Piner—Olivet is cutting costs by shuttering Piner Elementary School next fall, and other districts are issuing scores of pink slips in preparation for the announcement of even deeper fiscal woes when Gov. Arnold Schwarzenegger releases a revised state budget in May.
“I would anticipate more bad news because there is a $21 billion gap and the governor was counting on $6 billion from the feds and that’s not going to happen,” Calvert said.
“You have to be prepared for the worst because in school districts, 85 percent of your budget is staffing. That is why the (layoff) notices become so significant — because there is very little room elsewhere in your budget to cut,” she said.
Many local school officials said they were aggressive in issuing layoff warnings with the hope that at least some jobs would survive.
“Just to protect ourselves financially, we (noticed teachers) as if we were eliminating class size reduction but we don’t believe we’ll have to,” said Bellevue Superintendent Tony Roehrick.
Of the 26,500 pink slips issued to teachers statewide last spring, about 10,000 teachers were ultimately not laid off; more than 16,000 teachers were laid off. In the past two years, approximately 10,000 secretarial and custodian jobs have been cut across the state, according to the state department of education.
The cuts have sparked protests up and down the state.
On Monday, more than half of Cloverdale High School’s 470 students walked out of class just after first period began.

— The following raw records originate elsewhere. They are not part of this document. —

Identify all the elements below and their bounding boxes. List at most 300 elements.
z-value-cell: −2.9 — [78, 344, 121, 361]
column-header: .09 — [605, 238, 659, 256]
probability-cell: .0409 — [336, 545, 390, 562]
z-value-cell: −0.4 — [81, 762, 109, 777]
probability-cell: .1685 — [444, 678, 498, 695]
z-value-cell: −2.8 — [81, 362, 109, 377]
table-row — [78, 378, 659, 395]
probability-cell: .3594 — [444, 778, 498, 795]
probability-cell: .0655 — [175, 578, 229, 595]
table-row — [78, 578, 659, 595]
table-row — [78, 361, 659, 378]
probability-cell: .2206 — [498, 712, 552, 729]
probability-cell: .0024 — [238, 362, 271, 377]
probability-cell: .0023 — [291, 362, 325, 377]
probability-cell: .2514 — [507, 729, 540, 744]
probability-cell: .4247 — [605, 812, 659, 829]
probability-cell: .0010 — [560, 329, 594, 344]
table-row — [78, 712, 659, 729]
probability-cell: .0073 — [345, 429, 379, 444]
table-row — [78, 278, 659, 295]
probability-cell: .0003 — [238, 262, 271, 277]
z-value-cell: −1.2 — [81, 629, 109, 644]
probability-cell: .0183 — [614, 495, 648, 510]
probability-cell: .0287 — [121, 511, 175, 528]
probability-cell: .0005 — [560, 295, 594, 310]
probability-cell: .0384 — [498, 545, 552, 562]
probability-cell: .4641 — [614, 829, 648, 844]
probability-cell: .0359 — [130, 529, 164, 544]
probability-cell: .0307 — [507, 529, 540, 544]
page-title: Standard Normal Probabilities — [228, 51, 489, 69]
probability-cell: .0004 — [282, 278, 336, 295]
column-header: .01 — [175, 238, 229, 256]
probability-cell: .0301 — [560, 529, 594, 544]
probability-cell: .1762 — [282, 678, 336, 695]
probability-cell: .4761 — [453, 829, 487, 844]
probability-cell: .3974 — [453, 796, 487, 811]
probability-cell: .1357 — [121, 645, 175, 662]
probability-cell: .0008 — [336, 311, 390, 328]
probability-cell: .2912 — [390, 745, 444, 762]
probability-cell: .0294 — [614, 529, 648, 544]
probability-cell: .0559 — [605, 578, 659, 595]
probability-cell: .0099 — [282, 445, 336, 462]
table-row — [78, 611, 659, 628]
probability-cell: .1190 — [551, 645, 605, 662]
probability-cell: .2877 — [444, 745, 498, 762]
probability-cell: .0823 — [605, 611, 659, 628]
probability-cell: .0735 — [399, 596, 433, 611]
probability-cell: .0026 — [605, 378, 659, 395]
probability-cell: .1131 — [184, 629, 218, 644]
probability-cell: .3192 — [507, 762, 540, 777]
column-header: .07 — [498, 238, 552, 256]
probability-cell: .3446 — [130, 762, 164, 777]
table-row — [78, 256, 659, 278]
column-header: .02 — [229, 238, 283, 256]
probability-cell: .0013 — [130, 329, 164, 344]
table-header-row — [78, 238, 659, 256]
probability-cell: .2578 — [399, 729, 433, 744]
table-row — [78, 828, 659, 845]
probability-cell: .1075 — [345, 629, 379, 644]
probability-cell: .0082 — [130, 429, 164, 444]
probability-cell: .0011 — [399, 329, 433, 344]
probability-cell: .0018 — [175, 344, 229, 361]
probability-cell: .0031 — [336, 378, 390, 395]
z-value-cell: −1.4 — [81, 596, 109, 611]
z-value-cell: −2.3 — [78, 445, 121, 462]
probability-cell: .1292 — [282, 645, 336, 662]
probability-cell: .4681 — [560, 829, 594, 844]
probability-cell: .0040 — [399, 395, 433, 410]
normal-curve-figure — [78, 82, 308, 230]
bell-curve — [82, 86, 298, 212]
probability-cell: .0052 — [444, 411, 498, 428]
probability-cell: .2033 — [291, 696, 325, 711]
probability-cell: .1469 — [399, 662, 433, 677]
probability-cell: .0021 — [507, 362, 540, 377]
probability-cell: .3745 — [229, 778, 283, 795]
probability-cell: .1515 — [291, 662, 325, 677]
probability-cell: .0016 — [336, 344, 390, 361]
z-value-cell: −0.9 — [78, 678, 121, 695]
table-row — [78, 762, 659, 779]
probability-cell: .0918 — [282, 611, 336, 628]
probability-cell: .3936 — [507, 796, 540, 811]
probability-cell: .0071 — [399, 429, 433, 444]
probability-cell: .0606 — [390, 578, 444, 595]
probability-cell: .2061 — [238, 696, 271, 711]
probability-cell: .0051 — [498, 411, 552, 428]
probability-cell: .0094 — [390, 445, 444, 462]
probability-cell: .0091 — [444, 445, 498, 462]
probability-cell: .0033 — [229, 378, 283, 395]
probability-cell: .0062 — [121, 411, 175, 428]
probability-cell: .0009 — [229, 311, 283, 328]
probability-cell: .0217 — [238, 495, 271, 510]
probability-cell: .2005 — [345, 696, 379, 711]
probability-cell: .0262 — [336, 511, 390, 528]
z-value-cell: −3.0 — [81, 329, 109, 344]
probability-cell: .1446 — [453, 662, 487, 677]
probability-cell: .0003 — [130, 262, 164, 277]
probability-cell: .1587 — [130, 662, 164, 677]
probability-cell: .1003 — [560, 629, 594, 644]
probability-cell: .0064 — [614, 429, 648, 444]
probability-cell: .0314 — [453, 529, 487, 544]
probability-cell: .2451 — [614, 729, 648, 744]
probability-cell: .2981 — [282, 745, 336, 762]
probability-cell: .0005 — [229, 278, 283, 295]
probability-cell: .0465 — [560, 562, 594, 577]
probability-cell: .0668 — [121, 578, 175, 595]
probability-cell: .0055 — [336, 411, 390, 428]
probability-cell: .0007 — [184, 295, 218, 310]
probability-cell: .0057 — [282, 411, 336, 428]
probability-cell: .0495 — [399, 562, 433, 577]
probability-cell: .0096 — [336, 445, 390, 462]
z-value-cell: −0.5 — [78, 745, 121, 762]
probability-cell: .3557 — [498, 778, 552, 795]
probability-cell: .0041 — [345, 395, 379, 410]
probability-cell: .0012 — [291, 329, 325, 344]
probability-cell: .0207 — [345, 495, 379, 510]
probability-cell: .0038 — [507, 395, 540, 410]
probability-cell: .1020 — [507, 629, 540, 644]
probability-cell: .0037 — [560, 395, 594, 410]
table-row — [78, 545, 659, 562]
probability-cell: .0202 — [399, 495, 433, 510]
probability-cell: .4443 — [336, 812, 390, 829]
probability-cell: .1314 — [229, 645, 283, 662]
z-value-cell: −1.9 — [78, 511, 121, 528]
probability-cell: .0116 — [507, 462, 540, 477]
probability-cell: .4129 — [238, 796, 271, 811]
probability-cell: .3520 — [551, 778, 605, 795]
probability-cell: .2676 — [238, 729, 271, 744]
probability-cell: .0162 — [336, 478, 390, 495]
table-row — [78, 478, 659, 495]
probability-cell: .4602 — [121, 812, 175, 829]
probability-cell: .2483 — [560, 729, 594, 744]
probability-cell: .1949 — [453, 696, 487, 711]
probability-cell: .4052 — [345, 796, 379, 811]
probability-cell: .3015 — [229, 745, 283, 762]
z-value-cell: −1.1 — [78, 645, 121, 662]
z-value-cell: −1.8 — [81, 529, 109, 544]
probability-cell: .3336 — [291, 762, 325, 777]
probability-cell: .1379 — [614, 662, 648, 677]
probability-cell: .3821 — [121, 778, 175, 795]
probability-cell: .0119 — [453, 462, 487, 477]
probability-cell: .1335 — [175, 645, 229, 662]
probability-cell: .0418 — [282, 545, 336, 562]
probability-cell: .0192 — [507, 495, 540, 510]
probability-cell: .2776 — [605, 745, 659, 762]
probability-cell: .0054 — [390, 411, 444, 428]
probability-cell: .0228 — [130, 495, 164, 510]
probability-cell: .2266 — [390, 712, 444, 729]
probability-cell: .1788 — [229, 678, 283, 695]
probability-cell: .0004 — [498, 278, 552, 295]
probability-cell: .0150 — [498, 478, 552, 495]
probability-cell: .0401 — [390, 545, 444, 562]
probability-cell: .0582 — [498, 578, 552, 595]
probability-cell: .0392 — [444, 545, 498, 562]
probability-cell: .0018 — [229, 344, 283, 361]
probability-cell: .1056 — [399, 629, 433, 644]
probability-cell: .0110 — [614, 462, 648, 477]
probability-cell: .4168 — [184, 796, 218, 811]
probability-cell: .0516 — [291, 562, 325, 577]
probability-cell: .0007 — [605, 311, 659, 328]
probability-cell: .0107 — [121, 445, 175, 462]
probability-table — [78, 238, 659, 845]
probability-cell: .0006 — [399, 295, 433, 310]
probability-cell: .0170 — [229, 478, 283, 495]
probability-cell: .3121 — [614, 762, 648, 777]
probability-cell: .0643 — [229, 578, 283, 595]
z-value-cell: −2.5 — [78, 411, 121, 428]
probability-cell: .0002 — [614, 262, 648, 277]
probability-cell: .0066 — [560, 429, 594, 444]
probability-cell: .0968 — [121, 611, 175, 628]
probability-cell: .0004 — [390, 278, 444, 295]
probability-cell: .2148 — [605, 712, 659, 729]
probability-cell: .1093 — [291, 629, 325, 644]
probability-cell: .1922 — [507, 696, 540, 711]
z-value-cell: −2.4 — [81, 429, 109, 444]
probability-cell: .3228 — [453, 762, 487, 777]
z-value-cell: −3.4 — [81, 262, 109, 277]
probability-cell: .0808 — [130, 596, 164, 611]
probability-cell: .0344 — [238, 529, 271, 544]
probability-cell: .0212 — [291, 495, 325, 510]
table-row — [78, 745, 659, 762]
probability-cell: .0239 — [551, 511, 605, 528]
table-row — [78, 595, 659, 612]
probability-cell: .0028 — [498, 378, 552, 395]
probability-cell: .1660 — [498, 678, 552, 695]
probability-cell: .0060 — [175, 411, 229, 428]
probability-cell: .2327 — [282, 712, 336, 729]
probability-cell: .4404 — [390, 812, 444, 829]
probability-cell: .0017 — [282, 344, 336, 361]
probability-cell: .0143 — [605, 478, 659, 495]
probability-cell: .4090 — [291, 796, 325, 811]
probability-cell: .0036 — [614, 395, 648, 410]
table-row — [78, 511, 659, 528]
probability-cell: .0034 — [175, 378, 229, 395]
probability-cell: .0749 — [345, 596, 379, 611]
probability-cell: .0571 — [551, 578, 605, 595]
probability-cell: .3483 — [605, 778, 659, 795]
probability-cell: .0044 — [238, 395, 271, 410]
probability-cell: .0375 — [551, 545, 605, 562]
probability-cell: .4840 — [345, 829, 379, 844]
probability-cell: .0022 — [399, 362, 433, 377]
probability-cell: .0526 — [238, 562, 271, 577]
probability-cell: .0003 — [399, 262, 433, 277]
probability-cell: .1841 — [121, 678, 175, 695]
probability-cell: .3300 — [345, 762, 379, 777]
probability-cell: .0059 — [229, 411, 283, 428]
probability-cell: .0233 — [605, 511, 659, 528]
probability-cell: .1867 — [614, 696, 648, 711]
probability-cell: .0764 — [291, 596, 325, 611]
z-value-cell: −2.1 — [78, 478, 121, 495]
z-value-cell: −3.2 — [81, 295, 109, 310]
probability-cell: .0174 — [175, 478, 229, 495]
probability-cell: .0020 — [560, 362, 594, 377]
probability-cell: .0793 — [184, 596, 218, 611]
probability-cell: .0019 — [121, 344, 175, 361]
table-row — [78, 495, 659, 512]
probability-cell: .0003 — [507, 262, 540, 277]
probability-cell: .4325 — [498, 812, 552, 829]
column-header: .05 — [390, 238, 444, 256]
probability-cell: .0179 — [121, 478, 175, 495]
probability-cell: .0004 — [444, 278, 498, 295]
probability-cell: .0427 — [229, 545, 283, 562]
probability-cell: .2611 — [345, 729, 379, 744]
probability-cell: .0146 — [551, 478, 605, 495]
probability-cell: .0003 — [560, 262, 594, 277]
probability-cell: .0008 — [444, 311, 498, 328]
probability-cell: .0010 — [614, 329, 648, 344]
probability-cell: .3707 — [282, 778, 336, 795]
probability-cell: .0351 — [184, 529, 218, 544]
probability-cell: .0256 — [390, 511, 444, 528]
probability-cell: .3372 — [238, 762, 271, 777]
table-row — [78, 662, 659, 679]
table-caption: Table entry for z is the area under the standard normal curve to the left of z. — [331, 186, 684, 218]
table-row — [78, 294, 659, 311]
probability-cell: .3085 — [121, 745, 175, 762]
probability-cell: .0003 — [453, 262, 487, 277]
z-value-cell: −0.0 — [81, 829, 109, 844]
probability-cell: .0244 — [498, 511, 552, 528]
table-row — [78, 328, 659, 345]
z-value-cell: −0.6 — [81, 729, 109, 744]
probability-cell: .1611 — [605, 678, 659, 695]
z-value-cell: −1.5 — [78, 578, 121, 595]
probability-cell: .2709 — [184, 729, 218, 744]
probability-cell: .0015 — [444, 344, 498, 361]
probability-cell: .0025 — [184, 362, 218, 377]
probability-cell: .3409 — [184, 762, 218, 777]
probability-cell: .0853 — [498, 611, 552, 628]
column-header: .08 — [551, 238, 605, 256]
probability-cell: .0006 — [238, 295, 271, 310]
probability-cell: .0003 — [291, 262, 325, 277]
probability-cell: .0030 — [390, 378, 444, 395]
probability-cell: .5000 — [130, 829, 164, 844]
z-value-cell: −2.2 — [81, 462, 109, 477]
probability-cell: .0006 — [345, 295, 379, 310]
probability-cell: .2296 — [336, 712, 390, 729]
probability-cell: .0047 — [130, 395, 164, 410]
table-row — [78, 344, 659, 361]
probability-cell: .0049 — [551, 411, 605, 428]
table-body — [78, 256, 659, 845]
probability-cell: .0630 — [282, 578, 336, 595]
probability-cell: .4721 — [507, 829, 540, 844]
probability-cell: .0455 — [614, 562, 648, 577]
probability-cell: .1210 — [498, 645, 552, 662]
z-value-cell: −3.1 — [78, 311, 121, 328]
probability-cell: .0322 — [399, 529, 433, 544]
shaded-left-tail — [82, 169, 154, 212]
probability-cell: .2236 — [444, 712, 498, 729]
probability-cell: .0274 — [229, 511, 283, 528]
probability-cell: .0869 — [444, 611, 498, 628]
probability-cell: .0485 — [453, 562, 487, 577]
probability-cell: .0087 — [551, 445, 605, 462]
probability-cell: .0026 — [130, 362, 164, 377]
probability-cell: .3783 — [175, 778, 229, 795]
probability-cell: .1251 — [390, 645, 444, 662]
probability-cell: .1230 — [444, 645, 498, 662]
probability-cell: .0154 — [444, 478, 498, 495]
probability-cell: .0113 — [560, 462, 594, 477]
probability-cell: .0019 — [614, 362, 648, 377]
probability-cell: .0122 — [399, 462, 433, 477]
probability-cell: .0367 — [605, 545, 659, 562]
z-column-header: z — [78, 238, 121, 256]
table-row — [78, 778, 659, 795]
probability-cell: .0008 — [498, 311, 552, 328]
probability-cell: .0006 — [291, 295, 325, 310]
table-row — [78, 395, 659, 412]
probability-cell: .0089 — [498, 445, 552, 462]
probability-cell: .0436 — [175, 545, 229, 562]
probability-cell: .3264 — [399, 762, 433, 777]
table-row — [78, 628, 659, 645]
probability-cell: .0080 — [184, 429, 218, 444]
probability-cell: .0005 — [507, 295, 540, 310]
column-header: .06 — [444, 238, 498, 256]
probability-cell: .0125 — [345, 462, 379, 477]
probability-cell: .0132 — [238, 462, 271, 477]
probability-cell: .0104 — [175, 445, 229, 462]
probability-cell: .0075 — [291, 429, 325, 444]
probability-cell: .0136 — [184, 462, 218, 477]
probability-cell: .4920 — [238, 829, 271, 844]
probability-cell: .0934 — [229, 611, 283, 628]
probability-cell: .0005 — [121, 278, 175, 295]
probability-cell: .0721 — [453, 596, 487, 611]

“We have a lot of really important teachers, who are really important assets to the school,” said David Whitaker, a senior who helped organize the walkout.
“The teachers were saying they didn’t want us to protest the district because it’s above the district,” he said, noting he wrote a letter to Schwarzenegger protesting the cuts.
“We are hoping that to walk out will bring some light on the situation.”
Most students returned to class before third period so that the school would not lose state funding that is dependent on attendance.
“We didn’t want to defeat the purpose,” Whitaker said. Across the Cloverdale district, more than 15 teachers were issued pink slips, including a part-time guidance counselor at the high school.
That leaves one counselor for the entire high school student body, said Principal Mary Black.
In addition, the counselor who received a pink slip is bilingual — a helpful skill when nearly half of Cloverdale’s students come from Latino families, she said.
“When you are a small school, he is the only counselor — all of the duties fall to him,” Black said of veteran counselor Eric Neel.